Келли трясло. Он сузил глаза от ярости и скалился так, что Ричард отшатнулся.
– Линн ушла, доволен? У нее теперь есть время все обдумать и раскаяться. Или вырезать еще пару-тройку адских тварей, которых она прекрасно видит!
– Ты прав, я недооценил их фанатизм, но–
– Ты не мог иначе, потому что они тоже жертвы войны, вашей же войны!
– Пожалуйста, Эйдан, я тебя понимаю, а вот ты меня сейчас не поймешь. Вы переняли нашу мораль, да, но остались сложные моменты, которые вам чужды.
Ричард не заметил, как Келли оказался так близко – настолько, что мир сузился до его горящих бешенством глаз с почти неразличимыми вертикальными зрачками. Свистящий шепот заставил оцепенеть.

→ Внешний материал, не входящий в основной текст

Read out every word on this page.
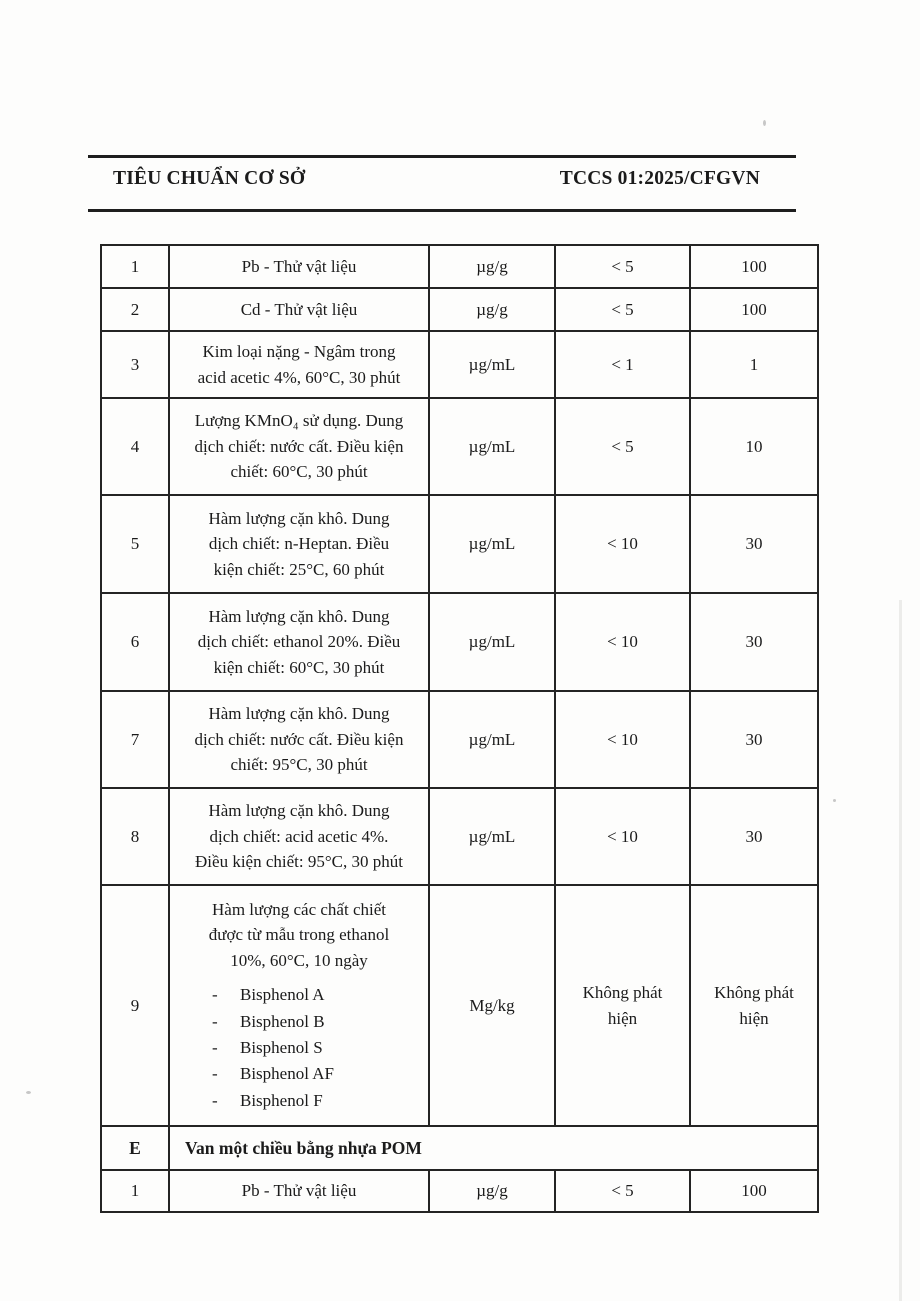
TIÊU CHUẨN CƠ SỞ	TCCS 01:2025/CFGVN
1	Pb - Thử vật liệu	µg/g	< 5	100
2	Cd - Thử vật liệu	µg/g	< 5	100
3	Kim loại nặng - Ngâm trong
acid acetic 4%, 60°C, 30 phút	µg/mL	< 1	1
4	Lượng KMnO₄ sử dụng. Dung
dịch chiết: nước cất. Điều kiện
chiết: 60°C, 30 phút	µg/mL	< 5	10
5	Hàm lượng cặn khô. Dung
dịch chiết: n-Heptan. Điều
kiện chiết: 25°C, 60 phút	µg/mL	< 10	30
6	Hàm lượng cặn khô. Dung
dịch chiết: ethanol 20%. Điều
kiện chiết: 60°C, 30 phút	µg/mL	< 10	30
7	Hàm lượng cặn khô. Dung
dịch chiết: nước cất. Điều kiện
chiết: 95°C, 30 phút	µg/mL	< 10	30
8	Hàm lượng cặn khô. Dung
dịch chiết: acid acetic 4%.
Điều kiện chiết: 95°C, 30 phút	µg/mL	< 10	30
9	
Hàm lượng các chất chiết
được từ mẫu trong ethanol
10%, 60°C, 10 ngày
-	Bisphenol A
-	Bisphenol B
-	Bisphenol S
-	Bisphenol AF
-	Bisphenol F
	Mg/kg	Không phát hiện	Không phát hiện
E	Van một chiều bằng nhựa POM			
1	Pb - Thử vật liệu	µg/g	< 5	100
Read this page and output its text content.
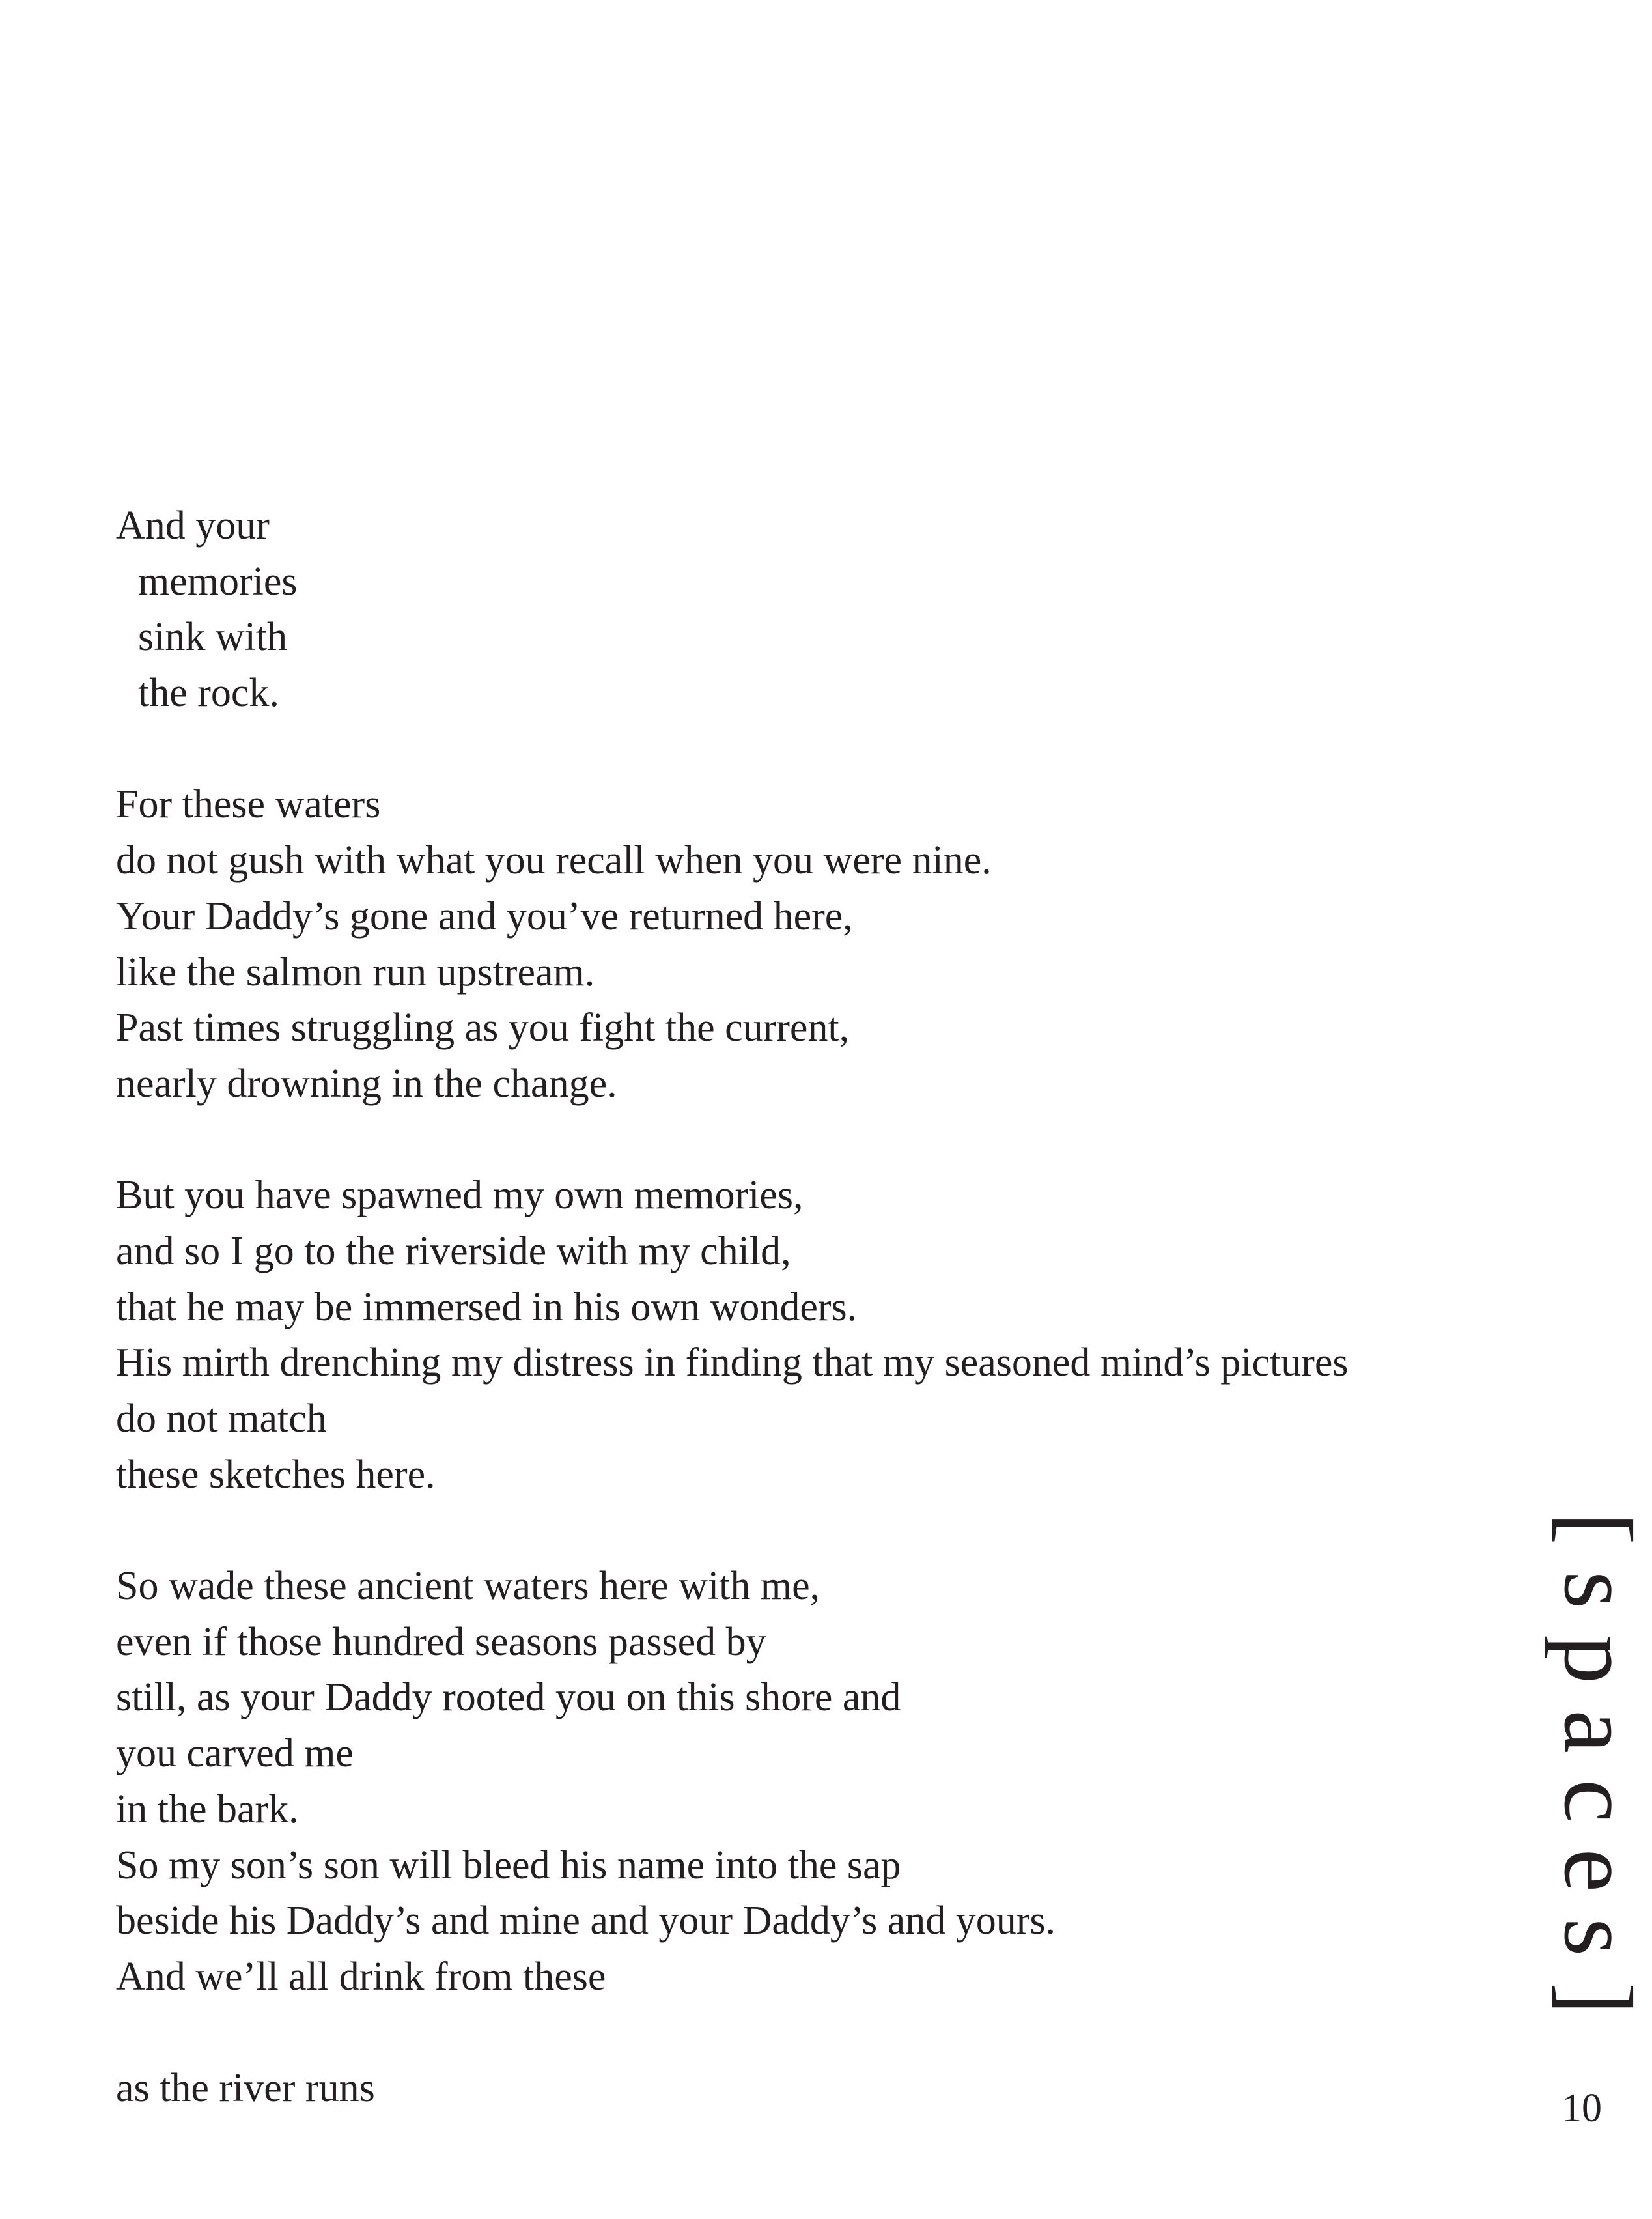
And your
memories
sink with
the rock.
For these waters
do not gush with what you recall when you were nine.
Your Daddy’s gone and you’ve returned here,
like the salmon run upstream.
Past times struggling as you fight the current,
nearly drowning in the change.
But you have spawned my own memories,
and so I go to the riverside with my child,
that he may be immersed in his own wonders.
His mirth drenching my distress in finding that my seasoned mind’s pictures
do not match
these sketches here.
So wade these ancient waters here with me,
even if those hundred seasons passed by
still, as your Daddy rooted you on this shore and
you carved me
in the bark.
So my son’s son will bleed his name into the sap
beside his Daddy’s and mine and your Daddy’s and yours.
And we’ll all drink from these
as the river runs
[spaces]
10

– Тебе их жаль, потому что они тоже люди? Мы следуем вашей морали, но недостаточно хороши для нее, а вот наши убийцы – достаточно?! Тебе жаль Морин меньше них, да? А если представить меня на ее месте?
– Господи боже, да какая разница–
– Никакой разницы, – отстранившись, снова прервал его Эйдан, но уже другим голосом, ровным и монотонным. – Нет разницы между ней и мной, нами – и ими. Они убили многих и хотели убить тебя. Я спас тебе жизнь. Не стоит благодарности.
Ричард зажмурился. В голове шумело, формулировки давались с трудом.
– Эйдан, пожалуйста. Ты же знаешь–
– Что тебе до сих пор тошно на меня смотреть? Знаю.
Ричард резко распахнул глаза. Было очень тихо, а прямо перед ним мучительно медленно выправлялась исказившаяся стена, у которой только что стоял Эйдан. Эта – и еще одна, к которой отскочила, уходя от выстрела, Маргарет Линн.